Sömürü ve tarikat arasında sıkışan hayatlar
Ayla’ya yardımcı olmak istediğimizi, gerekirse dava açıp takipçisi olacağımızı belirttiğimizde ailesinin ve eşinin baskılarından çekindiği için şu an bir şey yapamayacağını söyledi.

5 yıldır bir plastik fabrikasında çalışan Ayla* çalışma koşullarının zorluğu yüzünden, iki hamileliğinde de düşük yapmış. Ayla’ya hem geçmiş olsun demek hem de çalışma koşullarını konuşmak üzere Esenyalı Kadın Dayanışma Derneği olarak ziyarette bulunuyoruz.

4 senelik evli olan Ayla, her hamileliğinde şefine ve müdürüne çalışma yerinin değiştirilmesi talebinde bulunmuş. Daha hafif işlerin yapıldığı bölüme geçmek istediğini söyleyen Ayla’nın talebi başta kabul edilse de bölümü değiştirilmemiş. Hatta ilk düşük yaptığı zaman kanaması başladığında şef “İşler çok yoğun şu an seni yollayamam” demiş. Ayla şefle tartışmış. Şef “Rapor yazarlar sana, kim bilir kaç gün gelmeyeceksin, işler aksayacak.

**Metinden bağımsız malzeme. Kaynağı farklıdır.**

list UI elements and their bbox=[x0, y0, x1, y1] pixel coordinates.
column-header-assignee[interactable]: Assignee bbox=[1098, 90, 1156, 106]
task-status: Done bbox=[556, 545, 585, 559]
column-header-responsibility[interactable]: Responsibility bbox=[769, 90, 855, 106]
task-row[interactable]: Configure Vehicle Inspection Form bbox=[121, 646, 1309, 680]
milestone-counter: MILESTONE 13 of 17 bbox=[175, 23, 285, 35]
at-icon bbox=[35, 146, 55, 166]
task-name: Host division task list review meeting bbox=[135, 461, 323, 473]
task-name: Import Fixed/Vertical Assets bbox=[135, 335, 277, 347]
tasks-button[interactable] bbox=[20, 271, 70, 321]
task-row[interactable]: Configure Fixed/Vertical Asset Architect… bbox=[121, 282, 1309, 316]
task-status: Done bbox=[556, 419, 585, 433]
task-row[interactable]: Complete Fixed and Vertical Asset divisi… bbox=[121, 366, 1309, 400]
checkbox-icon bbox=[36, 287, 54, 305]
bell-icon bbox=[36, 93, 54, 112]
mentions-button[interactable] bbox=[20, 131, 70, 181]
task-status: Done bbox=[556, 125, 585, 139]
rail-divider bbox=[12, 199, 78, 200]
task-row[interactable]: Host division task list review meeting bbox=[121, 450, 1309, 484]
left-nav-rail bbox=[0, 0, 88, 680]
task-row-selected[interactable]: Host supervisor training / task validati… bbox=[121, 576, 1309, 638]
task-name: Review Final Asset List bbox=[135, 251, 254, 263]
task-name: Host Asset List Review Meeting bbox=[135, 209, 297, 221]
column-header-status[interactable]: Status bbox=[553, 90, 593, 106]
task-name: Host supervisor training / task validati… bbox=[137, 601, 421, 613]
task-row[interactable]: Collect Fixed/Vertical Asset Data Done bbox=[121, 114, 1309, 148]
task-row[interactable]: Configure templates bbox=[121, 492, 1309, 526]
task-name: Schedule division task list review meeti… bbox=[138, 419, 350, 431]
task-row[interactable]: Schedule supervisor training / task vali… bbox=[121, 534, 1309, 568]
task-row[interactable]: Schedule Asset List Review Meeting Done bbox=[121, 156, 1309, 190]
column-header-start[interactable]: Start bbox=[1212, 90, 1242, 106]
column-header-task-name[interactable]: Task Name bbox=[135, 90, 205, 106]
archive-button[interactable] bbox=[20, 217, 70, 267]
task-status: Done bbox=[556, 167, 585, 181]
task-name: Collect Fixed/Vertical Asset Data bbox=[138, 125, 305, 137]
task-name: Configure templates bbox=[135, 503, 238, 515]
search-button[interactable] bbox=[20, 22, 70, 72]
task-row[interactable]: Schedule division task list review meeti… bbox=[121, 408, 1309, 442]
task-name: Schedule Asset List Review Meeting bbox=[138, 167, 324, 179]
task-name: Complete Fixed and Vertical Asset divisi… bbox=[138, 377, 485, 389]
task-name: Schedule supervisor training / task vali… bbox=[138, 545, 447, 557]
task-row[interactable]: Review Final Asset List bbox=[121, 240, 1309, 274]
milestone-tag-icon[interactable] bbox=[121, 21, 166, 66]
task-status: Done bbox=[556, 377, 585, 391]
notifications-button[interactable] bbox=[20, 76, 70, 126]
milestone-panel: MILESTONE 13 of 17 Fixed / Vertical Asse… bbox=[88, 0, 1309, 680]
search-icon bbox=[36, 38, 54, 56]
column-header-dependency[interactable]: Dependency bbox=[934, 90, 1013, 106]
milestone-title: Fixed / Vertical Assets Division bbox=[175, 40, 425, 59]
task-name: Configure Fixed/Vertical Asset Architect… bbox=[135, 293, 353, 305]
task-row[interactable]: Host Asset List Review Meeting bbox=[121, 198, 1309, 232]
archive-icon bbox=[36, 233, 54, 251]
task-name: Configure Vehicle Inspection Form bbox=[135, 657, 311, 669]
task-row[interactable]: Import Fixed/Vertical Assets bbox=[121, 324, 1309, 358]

Böyle olacaksa çıkışını ver, uğraşmayalım bir daha” demiş. İlk düşükten sonra tekrar hamile kalmış ve tekrar düşük yaşamış. Aynı sorunları yine yaşamış. Ayla’nın eşi ve ailesi ise düşük sonrası bebekler için “Kaderi yokmuş yaşamaya” demişler.

ÇALIŞMAK İÇİN EŞ VE AİLE ONAYI

Ayla ve ailesi bir tarikata mensup. Hatta eşiyle de bu tarikat sayesinde tanışmış. Ayla, işe başlamadan önce tarikattan izin almışlar. Tarikatta yer alan ve ‘abla’ dediği kadınlar “Eşinin onayı yoksa çalışamazsın, önceliğin kocandır, onun sözü artık namusundur” demiş. Eşi ise “Ben kabul ederim ama annemin ve babamın rızasını alman lazım” dediği için sırasıyla herkesten onay almış ve çalışmaya başlamış. Ancak ‘ablaları’ bu sefer de “Eşinden fazla maaş alamazsın, ondan üstünmüş gibi olamazsın, bu eşine saygısızlıktır” demiş. Tarikattakiler, eşi ve ailesi yaşadıklarını kader olarak adlandırırken Ayla “İki defa düşük yapmam kader değil, benim üstümden para kazananların hırsı yüzünden. Benim çocuk doğurmama engel oluyorlar, çünkü eğer ben hamile kalıp devam edersem onların işine yaramaz hale geleceğim. Bize reva görülenler onlar daha çok kazansın diye. Önemsenmiyoruz, çocuk yapmak istediğimizde evlatlarımızdan oluyoruz” yorumunu yapıyor. Ayla’ya Esenyalı Kadın Dayanışma Derneğinden bahsedip yardımcı olmak istediğimizi, gerekirse dava açıp takipçisi olacağımızı ve dayanışma göstereceğimizi belirttiğimizde ise ailesinin ve eşinin baskılarından çekindiği için şu an bir şey yapamayacağını söylüyor. Ayla gibi yüzlerce kadının söz hakkı yok hükmünde. Kadınlar kendilerine dayatılan zorbalığın karşısında hakkını arayamaz haldeler, hak aramak için aile onayı almak zorunda bırakılıyorlar.

*Kadın işçinin ismi güvenlik nedeniyle değiştirilmiştir.